Che cosa è accaduto a Kiev?

I media russi raccontano che siano nati prima i disordini in Ucraina e che poi Mosca sia intervenuta per difendere la popolazione annettendo la Crimea. Si tratta di un modo per giustificare le proprie azioni, per far finta che non ci sia una guerra provocata da un’azione commessa con la forza. In realtà è accaduto esattamente il contrario. Prima ha preso la Crimea e poi ha alimentato i disordini nell’Est. Questo è solo un piccolo esempio di come funzionino diversamente i nostri e i loro media.

Di recente la Turchia, un membro Nato, ha dato una versione differente da quella russa sull’aereo abbattuto al confine siriano. Così come Mosca dice di contrastare l’Isis, mentre gli Stati Uniti sostengono che lavori per rafforzare Bashar al-Assad. Sono altri casi di disinformazione?

È uno scenario davvero confuso. La Russia ha sicuramente relazioni più forti con Assad in Siria. Per loro è molto importante. Devo dire che è difficile conoscere di preciso ciò che accade in quel teatro ora. Ma se dovessi basarmi sui precedenti storici, sarei davvero scettico sulla vera ragione per cui Mosca è lì in questo momento. Cerco di essere realista. Forse la stessa idea su cosa sia l’Isis è diversa per l’Occidente e per la Russia.

Quali sono le differenze più evidenti tra l’informazione occidentale e quella russa?

Se un media è controllato dal governo non potrà mai essere trasparente e indipendente. Ciò fa sì che sia una differenza abissale con i media occidentali. L’informazione deve essere a servizio della gente, non di chi detiene il potere, altrimenti viene meno la sua funzione primaria.

Su cosa punta al momento la narrativa di Mosca?

I russi puntano molto sul fatto che ci sia disaccordo tra Paesi alleati in Occidente, per diverse ragioni. La prima è che diventa difficile formulare una proposta unitaria nei negoziati.

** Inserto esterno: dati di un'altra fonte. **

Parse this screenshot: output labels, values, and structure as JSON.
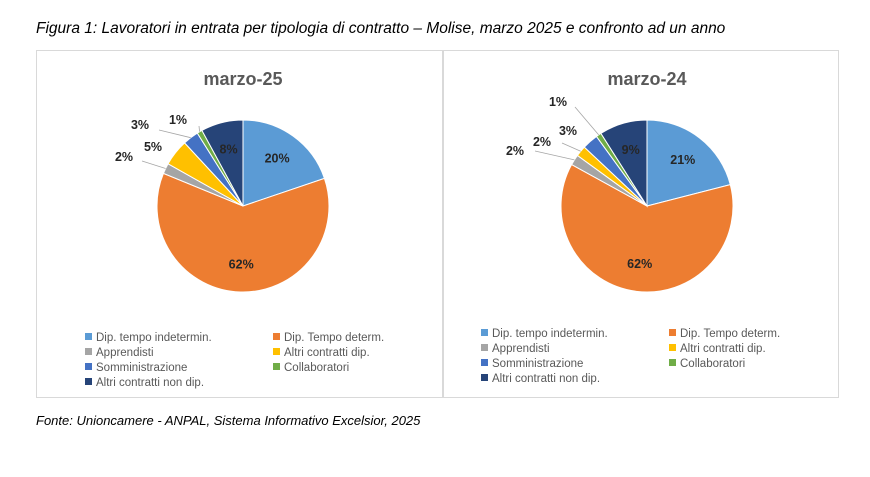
{
  "figure": {
    "title": "Figura 1: Lavoratori in entrata per tipologia di contratto – Molise, marzo 2025 e confronto ad un anno",
    "source": "Fonte: Unioncamere - ANPAL, Sistema Informativo Excelsior, 2025"
  },
  "chart_data": [
    {
      "type": "pie",
      "title": "marzo-25",
      "categories": [
        "Dip. tempo indetermin.",
        "Dip. Tempo determ.",
        "Apprendisti",
        "Altri contratti dip.",
        "Somministrazione",
        "Collaboratori",
        "Altri contratti non dip."
      ],
      "values": [
        20,
        62,
        2,
        5,
        3,
        1,
        8
      ],
      "labels": [
        "20%",
        "62%",
        "2%",
        "5%",
        "3%",
        "1%",
        "8%"
      ],
      "colors": [
        "#5b9bd5",
        "#ed7d31",
        "#a5a5a5",
        "#ffc000",
        "#4472c4",
        "#70ad47",
        "#264478"
      ],
      "legend_position": "bottom"
    },
    {
      "type": "pie",
      "title": "marzo-24",
      "categories": [
        "Dip. tempo indetermin.",
        "Dip. Tempo determ.",
        "Apprendisti",
        "Altri contratti dip.",
        "Somministrazione",
        "Collaboratori",
        "Altri contratti non dip."
      ],
      "values": [
        21,
        62,
        2,
        2,
        3,
        1,
        9
      ],
      "labels": [
        "21%",
        "62%",
        "2%",
        "2%",
        "3%",
        "1%",
        "9%"
      ],
      "colors": [
        "#5b9bd5",
        "#ed7d31",
        "#a5a5a5",
        "#ffc000",
        "#4472c4",
        "#70ad47",
        "#264478"
      ],
      "legend_position": "bottom"
    }
  ]
}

La seconda è per dimostrare alla loro stessa popolazione che le nazioni occidentali sono incapaci di agire, confuse.

Pensa che il differente approccio adottato da Usa ed Europa sulla crisi ucraina dipenda solo dalla disinformazione o anche da interessi diversi tra le sponde dell’Atlantico dal punto di vista economico?

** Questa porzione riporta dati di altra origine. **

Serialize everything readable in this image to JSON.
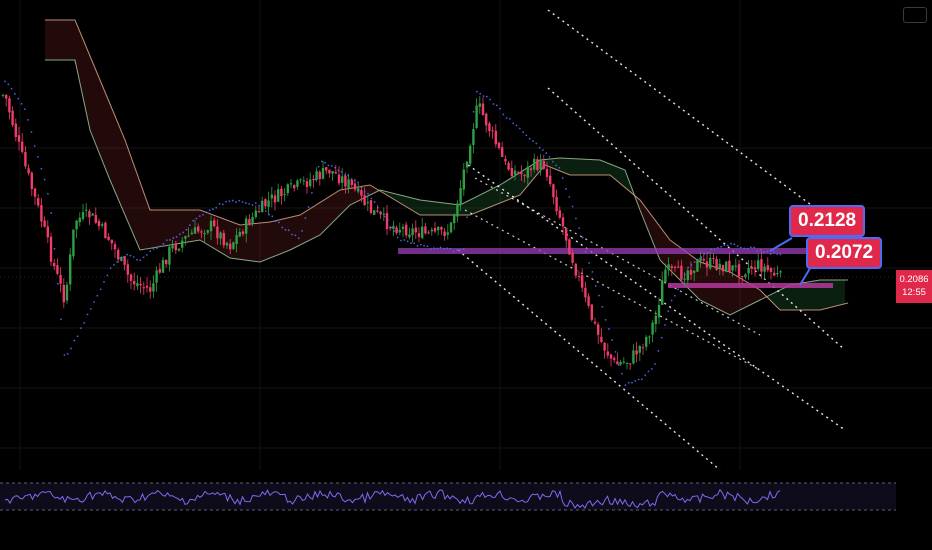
{
  "chart_data": {
    "type": "candlestick",
    "current_price": "0.2086",
    "countdown": "12:55",
    "annotations": [
      {
        "label": "0.2128"
      },
      {
        "label": "0.2072"
      }
    ],
    "indicators": [
      "Ichimoku Cloud",
      "Parabolic SAR",
      "Parallel Channel",
      "RSI"
    ],
    "colors": {
      "up": "#2ea043",
      "down": "#f23a6b",
      "sar": "#4a6cf7",
      "channel": "#ffffff",
      "callout": "#e0294a",
      "rsi": "#7b6cf0"
    }
  }
}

Questa differenze percezione è data da diverse cose. C’è sicuramente un interesse nazionale immediato, da parte dei singoli Paesi europei, nel tenere buone relazioni con la Russia, anche se i cittadini russi sono privati delle loro libertà personali. Siete una società capitalista, cercate mercati, siete la terza economia del mondo. Poi siete più vicini geograficamente alla Russia rispetto agli Stati Uniti. E, in più, c’è una lunga storia di legami culturali sin da quando gli Usa non esistevano nemmeno. Lo capisco. Ma la sfida posta in Ucraina è anche una sfida all’Europa, perché riesca a restare unita e a non dividersi.

Pensa che l’Italia, in questo momento, sia più orientata all’unità o a muoversi per conto suo? E quanto crede che Roma sia influenzata dalla disinformazione di cui parla?

Non posso parlare per i cittadini italiani, ma penso che l’Italia sia particolarmente vicina a Mosca, per via di legami storici e anche perché la Russia è interessata ad avere con Roma una collaborazione diversa da quella che ha con altre capitali europee.

Pensa che ciò potrebbe diventare un problema per le relazioni transatlantiche?

Potrebbe, perché guardando avanti ci si troverà di fronte alla decisione di rinnovare le sanzioni, che stanno avendo un effetto sull’economia russa. Putin vorrà dimostrare al proprio Paese che è ancora forte. La speranza, guardando all’Italia ma non solo, è che nel lungo periodo prevalga un atteggiamento solidale con le persone di ogni parte del mondo che stanno lottando per avere governi con libere elezioni non controllate dal partito dominante, per la libertà di parola. La solidarietà verso questi valori è fondamentale, perché è nell’interesse della nostra sicurezza nazionale avere intorno a noi governi e Paesi che tutelino le libertà individuali. Dobbiamo tenere questa posizione, è importante non solo per gli altri, ma anche per noi.